Wachau Weinjahr 2012

Laut Vinea Wachau bringt der Jahrgang 2012  „sehr  ausgewogene, dichte Weine in reintöniger Art mit gutem Potential, wobei auch die Quantität – mit Ausnahme der Weingärten mit Frostschäden – durchaus gut ist.“

Normale Weinernte in der Wachau

Das kann ich nur bestätigen –  bei einigen Verkostungen waren die Wachauer 2012 durchaus gut zu trinken. Vor allem Federspiel machte bereits jetzt großen Spaß.

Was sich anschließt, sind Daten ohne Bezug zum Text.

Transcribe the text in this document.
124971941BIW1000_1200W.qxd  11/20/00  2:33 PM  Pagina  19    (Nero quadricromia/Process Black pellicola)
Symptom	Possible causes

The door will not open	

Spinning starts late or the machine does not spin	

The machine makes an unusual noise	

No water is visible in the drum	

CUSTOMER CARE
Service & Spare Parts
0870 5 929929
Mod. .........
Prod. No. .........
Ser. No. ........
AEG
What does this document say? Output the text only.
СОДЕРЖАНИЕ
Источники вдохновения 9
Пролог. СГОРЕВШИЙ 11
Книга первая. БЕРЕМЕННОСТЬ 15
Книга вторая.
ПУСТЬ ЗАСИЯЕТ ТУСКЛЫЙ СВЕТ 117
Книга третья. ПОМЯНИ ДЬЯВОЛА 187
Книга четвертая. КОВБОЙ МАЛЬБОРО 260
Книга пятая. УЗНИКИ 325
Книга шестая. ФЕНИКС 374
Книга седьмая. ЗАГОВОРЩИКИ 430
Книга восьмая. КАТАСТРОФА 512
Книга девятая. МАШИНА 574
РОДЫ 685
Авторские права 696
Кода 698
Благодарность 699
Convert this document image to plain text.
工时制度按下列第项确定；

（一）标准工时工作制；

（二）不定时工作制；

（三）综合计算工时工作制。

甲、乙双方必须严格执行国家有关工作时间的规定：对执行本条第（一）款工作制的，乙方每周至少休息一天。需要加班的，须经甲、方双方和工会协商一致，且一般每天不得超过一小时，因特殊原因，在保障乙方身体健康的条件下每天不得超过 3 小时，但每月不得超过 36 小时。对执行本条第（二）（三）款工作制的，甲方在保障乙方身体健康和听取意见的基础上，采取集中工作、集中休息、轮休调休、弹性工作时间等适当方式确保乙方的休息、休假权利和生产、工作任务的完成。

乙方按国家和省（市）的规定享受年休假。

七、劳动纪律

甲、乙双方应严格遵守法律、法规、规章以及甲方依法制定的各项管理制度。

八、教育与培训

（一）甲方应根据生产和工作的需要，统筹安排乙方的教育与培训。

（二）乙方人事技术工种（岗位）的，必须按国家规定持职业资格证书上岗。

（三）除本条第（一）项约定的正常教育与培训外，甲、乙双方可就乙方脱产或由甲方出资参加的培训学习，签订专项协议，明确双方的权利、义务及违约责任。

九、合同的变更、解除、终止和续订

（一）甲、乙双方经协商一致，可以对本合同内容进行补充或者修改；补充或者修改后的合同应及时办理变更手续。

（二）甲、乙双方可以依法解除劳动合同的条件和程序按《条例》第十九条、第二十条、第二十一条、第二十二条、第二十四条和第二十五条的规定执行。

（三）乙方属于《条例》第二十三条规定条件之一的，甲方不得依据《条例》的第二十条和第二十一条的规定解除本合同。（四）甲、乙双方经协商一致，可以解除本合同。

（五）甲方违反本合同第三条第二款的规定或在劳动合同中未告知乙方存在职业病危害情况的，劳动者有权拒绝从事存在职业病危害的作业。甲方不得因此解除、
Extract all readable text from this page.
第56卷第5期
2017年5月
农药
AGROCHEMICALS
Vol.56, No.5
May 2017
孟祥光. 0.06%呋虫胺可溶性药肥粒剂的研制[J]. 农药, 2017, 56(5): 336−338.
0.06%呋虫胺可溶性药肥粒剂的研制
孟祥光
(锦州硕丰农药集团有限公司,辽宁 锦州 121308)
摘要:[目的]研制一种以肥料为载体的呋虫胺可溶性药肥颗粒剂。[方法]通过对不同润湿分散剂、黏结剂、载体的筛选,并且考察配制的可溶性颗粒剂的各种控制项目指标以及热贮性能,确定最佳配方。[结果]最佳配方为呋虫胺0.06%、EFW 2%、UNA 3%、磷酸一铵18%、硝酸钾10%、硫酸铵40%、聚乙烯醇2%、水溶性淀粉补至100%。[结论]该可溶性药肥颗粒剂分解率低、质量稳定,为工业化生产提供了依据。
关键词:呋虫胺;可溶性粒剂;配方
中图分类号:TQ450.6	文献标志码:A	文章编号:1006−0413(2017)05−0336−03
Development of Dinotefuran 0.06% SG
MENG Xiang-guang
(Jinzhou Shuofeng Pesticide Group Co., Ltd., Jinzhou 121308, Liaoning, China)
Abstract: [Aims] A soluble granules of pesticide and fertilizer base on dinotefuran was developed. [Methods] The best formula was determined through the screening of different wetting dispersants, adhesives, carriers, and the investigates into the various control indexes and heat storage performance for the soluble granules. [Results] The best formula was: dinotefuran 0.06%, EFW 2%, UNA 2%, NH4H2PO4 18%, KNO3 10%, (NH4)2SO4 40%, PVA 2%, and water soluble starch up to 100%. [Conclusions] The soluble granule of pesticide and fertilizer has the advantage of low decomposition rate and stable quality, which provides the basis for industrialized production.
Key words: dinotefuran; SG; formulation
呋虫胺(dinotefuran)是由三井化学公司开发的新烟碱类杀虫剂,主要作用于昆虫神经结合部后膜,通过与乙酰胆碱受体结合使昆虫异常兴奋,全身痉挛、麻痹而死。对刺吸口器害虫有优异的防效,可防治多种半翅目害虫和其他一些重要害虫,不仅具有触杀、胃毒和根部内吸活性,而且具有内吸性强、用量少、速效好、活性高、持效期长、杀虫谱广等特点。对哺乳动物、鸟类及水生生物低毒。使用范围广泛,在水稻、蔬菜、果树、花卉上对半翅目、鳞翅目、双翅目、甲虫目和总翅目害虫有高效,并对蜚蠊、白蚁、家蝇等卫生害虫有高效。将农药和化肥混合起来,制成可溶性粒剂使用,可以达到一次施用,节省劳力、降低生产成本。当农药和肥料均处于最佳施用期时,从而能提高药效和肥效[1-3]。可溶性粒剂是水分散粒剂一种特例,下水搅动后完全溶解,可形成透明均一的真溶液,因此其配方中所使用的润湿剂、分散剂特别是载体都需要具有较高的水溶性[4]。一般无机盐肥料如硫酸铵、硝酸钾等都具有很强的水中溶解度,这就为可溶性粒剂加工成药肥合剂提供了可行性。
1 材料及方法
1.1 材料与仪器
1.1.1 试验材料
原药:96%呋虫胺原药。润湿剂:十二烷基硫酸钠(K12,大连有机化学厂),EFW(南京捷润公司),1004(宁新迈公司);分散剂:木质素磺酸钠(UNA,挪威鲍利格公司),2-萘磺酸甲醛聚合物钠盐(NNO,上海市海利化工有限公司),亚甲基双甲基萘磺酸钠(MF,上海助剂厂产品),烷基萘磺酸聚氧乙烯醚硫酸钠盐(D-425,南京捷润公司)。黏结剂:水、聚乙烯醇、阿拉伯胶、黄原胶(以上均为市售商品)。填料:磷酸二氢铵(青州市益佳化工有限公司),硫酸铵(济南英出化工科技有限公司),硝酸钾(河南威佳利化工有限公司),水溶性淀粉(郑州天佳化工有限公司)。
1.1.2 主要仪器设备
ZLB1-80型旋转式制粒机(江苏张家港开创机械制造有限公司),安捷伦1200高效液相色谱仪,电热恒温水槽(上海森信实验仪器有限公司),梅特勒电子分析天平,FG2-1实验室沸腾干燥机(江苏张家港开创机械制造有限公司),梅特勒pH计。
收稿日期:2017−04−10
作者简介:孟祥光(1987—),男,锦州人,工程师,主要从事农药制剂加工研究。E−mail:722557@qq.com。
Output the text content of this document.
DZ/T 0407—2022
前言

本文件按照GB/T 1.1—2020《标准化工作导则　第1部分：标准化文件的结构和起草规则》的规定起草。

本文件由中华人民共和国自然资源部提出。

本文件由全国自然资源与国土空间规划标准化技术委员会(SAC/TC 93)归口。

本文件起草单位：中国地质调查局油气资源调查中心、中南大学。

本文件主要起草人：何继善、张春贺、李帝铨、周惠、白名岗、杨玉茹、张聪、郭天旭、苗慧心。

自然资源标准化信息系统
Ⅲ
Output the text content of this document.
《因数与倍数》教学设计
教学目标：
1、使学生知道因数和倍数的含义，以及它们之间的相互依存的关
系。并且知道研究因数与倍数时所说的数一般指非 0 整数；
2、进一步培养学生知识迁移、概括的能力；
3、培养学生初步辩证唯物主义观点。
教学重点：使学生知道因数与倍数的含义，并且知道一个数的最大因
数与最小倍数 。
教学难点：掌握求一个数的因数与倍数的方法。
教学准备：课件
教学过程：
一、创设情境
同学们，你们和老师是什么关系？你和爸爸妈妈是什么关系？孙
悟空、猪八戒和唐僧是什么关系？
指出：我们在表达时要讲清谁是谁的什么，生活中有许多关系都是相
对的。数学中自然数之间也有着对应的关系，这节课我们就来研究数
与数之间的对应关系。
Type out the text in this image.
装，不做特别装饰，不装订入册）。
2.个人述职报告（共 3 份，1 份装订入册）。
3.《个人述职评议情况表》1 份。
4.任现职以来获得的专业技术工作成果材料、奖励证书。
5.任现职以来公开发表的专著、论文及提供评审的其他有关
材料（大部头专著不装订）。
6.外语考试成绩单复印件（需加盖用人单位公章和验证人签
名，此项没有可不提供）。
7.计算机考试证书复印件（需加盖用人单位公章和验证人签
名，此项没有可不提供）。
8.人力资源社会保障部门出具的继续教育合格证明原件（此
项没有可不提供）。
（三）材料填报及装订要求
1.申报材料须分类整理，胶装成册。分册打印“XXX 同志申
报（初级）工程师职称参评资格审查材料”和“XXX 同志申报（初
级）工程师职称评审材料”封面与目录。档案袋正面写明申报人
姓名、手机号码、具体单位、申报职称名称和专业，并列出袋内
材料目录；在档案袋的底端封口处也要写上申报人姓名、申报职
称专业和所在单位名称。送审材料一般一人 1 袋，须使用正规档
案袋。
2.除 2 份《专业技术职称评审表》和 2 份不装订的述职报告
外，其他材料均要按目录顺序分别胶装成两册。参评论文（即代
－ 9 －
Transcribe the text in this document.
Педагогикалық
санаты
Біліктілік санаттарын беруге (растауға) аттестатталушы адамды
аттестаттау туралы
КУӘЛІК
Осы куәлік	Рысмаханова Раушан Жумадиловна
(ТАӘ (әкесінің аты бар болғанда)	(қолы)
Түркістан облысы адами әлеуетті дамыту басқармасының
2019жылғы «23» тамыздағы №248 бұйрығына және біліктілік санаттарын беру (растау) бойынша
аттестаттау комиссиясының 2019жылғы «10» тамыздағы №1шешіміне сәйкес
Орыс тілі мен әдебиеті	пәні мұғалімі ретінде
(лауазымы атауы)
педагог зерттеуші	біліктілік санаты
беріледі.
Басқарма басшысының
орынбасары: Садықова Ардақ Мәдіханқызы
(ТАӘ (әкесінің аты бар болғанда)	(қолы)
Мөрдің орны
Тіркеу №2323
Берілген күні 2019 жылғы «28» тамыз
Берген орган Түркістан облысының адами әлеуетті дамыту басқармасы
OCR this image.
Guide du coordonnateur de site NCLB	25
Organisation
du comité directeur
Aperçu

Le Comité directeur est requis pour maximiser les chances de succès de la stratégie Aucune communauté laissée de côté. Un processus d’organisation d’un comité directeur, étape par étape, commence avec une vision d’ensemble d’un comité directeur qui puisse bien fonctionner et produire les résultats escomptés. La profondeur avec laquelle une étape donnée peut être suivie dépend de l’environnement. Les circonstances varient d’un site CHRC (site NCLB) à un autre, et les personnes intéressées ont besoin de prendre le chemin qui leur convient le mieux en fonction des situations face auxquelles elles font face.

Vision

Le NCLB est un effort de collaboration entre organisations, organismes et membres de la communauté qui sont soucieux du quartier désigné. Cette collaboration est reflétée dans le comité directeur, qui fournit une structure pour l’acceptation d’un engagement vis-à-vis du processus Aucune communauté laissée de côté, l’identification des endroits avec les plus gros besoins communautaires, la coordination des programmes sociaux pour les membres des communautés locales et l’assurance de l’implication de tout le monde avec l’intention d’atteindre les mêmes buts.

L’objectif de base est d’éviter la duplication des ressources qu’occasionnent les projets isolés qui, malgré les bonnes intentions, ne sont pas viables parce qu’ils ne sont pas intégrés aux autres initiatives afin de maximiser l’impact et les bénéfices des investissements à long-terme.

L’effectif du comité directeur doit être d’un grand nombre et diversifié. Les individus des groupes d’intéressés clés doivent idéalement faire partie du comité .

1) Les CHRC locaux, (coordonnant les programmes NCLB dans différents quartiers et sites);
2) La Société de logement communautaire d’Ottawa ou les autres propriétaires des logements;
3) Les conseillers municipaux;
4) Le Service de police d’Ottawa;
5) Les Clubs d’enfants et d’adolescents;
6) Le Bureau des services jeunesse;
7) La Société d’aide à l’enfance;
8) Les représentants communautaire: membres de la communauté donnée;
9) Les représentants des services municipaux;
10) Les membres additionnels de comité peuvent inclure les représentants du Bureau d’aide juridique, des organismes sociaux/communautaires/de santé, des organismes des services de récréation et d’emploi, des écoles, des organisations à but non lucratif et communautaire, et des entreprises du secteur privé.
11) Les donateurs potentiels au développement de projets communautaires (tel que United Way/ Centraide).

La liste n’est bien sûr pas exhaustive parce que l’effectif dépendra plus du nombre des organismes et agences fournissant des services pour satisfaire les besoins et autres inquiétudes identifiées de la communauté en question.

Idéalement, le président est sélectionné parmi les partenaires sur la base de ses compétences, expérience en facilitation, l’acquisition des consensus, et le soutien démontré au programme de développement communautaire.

Auch im Wachau Blog meint Frau Heller: „Mengenmäßig ist mit einer relativ normalen Weinernte zu rechnen, die Wachau blieb bisher vor schlimmen Unwettern größtenteils verschont. Das Jahr war sehr trocken, aber in vielen Weingärten, wie z.B. in der Ried Achleithen und Ried Klaus gibt es eine Tröpfchenbewässerungsanlage, die gewährleistet, dass die Weinstöcke genügend Mineralstoffe aus dem Boden aufnehmen können.“

Die großen Wachauer 2012

Die großen Wachauer konnten im wichtigsten Wein-Guide Österreichs, dem Falstaff, allerdings nicht so brillieren wie im Jahr 2010 oder 2011. Franz Hirtzbergers Grüner Veltliner Honivogl erhielt 95 Punkte. 2011 waren es 97. Besser schnitt Hirtzbergers Top-Riesling Singerriedel 2012 mit 97 Punkten ab. Kein Wein erreichte die 100 Punkte und es gab auch keine 99 bei Falstaff, weder Riesling Unendlich von FX Pichler noch Knoll mit seiner Vinothekenfüllung.

Die Smaragde 2012

Die Verkostung der Smaragde, quasi gleich nach Abfüllung der Weine, halte ich sowieso für etwas merkwürdig. Es ist klar, dass gerade in Österreich die Konsumenten nach den jungen Weinen verlangen. Trotzdem sollte eine 2. Verkostung der Weißweine drei Jahre nach Abfüllung folgen. Meiner Meinung nach wäre das Potential der Weine dann viel besser zu beurteilen.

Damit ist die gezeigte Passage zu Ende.